Ray Aldridge on wed 1 sep 99
At 01:12 PM 8/31/99 EDT, you wrote:
>----------------------------Original message----------------------------
>Hi! I have been watching with great interest the emails pertaining to
>people's personal web pages and business web pages, and am now at the point
>where I can announce mine, and hopefully get to work with some of my fellow
>list members.
>
>I am opening an online retail gallery featuring works in clay, glass and
>perhaps handmade paper.
(Snip)
>
>In the future, there will likely have to be some sort of minimal viewing
>fee,
Why? I wish you the best of luck with your business, but the thought of
paying you anything for the privilege of consigning work to you really rubs
me the wrong way. Evaluating the wares of potential suppliers is a cost of
business that you'll just have to put up with, like everyone else who
retails merchandise. (Or so I hope. Surely few potters would be so
desperate for space in an unproven online gallery that they would pay what
amounts to a jury fee, particularly when they can set up their own online
gallery for next to nothing.)
I urge you to reconsider and swiftly reject this idea. I would never place
work with a gallery that took this approach. (Matters are somewhat
different when a prominent gallery has a juried thematic show, though I'm
not much happier about the idea of subsidizing the business that hopes to
profit from my efforts, even in this special case.)
Again, I wish you the best of luck, but please dump the idea of charging
artists a "viewing fee." You'll get these fees only from the terminally
desperate, and these are not the artists who will be best for your business.
The conceptual problem with the "online gallery" is that ecommerce operates
under a somewhat different set of rules than brick-and-mortar commerce.
When you consign a piece to a realworld gallery, you pay a substantial
commission for certain selling conditions that you cannot provide for
yourself-- a physical location in a desirable area, sales personnel,
reputation. I notice that you are proposing lower commissions for your
online gallery, but in my opinion they are still too high for what you are
able to offer. An online gallery has very low overhead, the major
operating cost of realworld galleries. For example, you pay very low rent
for your facility, nor do you need to hire someone to be present whenever
the gallery is open. You need not keep inventory on hand, because if a
customer makes a purchase, you need only instruct the maker to send it to
the customer. Your advertising costs are minimal, for the most part. In
my view, online galleries should regard themselves as agents rather than as
galleries, and appropriate agent fees are in the 10%- 20% range, at most.
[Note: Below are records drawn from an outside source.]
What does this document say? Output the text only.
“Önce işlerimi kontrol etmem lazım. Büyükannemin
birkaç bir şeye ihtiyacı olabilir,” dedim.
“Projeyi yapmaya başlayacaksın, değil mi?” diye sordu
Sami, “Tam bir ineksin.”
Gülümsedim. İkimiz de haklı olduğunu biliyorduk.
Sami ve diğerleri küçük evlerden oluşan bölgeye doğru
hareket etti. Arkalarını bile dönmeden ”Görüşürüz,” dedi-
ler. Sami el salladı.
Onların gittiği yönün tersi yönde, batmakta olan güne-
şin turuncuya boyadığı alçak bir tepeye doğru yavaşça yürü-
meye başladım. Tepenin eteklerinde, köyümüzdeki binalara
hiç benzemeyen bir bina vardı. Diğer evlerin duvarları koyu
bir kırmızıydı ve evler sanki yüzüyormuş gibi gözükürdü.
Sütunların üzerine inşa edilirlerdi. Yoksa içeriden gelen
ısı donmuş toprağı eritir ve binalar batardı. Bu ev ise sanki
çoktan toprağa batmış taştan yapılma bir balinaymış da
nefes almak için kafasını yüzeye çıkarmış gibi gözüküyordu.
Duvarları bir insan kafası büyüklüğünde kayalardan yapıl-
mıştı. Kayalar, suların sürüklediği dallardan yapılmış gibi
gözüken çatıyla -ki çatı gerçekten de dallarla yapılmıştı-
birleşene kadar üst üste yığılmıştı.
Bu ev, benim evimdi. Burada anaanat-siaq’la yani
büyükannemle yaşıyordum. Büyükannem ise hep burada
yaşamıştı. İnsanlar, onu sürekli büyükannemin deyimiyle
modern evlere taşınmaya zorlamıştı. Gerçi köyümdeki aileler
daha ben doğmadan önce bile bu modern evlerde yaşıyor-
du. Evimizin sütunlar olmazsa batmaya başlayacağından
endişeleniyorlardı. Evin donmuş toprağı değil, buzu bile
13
The theory with online galleries is that they will provide a centralized
place where potential customers can look over the work of many artists.
Unfortunately the reality of the Web is that any place on the Web is just a
click away from any other place, so that a link list of potter's home
pages, if properly publicized, will be as effective in delivering business
to those potters as an "online gallery."
This reality has already made those who initially invested in the concept
of "internet malls" look pretty foolish, for much the same reasons.
The truth that is emerging about ecommerce is that it is not a very
friendly environment for the middleman. I don't mean to be so
discouraging, but an online gallery, if it is to succeed, will have to come
up with some service it can perform for its artists that the artists cannot
perform for themselves. For artists who lack access to the Web, the
service is obvious; charge them a fee to put their wares online and
publicize them. But for those who already have access to the Web, it's
harder to see what you can do for them that they can't as easily do for
themselves.
I think if I were you, I might prefer to set up an online group atelier
rather than an online gallery. Rent space to artists who want to display
their wares and charge them for assisting in setting up their spaces. Then
work like a bear on publicising a central list of your tenants, and take a
small commission as payment for the use of your shopping cart system and
card acceptance services.
In fact, I intend to suggest this to the group working on a professional
organization for potters, since this is something we could do for our members.